Если так, то скажите бедному Леве всю правду, как принято среди джентльменов. — Скрестил руки на груди. — Хорошо воспитанные люди, совершая общее дело, откровенны друг с другом, дети мои.
Мы можем взять товарища Туриева в компаньоны — не больше. Если не пожелает, тогда… Боже упаси, не подумайте, что Линский желает крови, довольно Луцаса. Самое благоразумное — расстаться с товарищем Туриевым, отпустив его на все четыре стороны. Выведем его отсюда через мазар, потом тот вход изнутри завалим маленьким взрывом. У нас же есть еще один, запасный, выход. О нем никто никогда не узнает.
— Не надо нервничать, Лева, ты прекрасно знаешь, что Борис Семенович нам пока нужен. Подчеркиваю: по-ка!

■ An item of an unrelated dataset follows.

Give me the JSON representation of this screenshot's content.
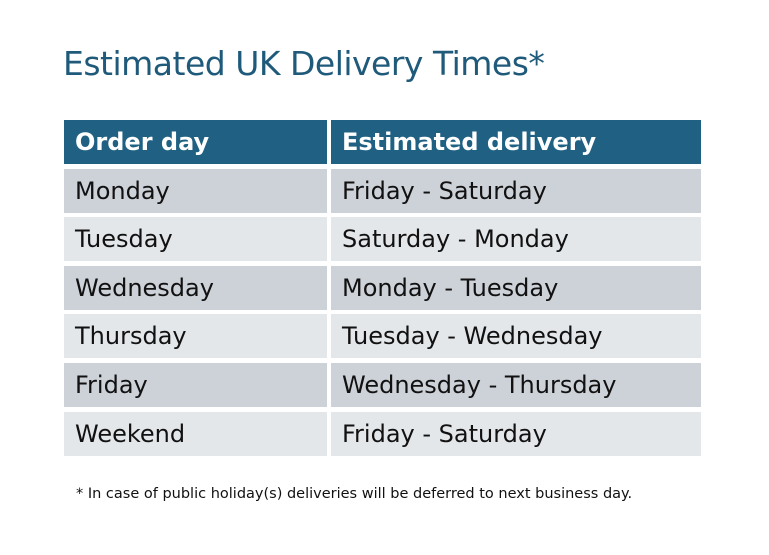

— Вообще-то я зауважал товарища следователя. — Линский и Зубрицкий разговаривали спокойно, непринужденно, будто Бориса здесь не было. — Несмотря на то, что он служитель советской юриспруденции, в нем что-то есть. В Одессе сказали бы: шарм. Он мне импонирует. Но как это глупо — только симпатизировать человеку, надо иметь его единомышленником, чего от товарища Туриева, увы, мы не дождемся.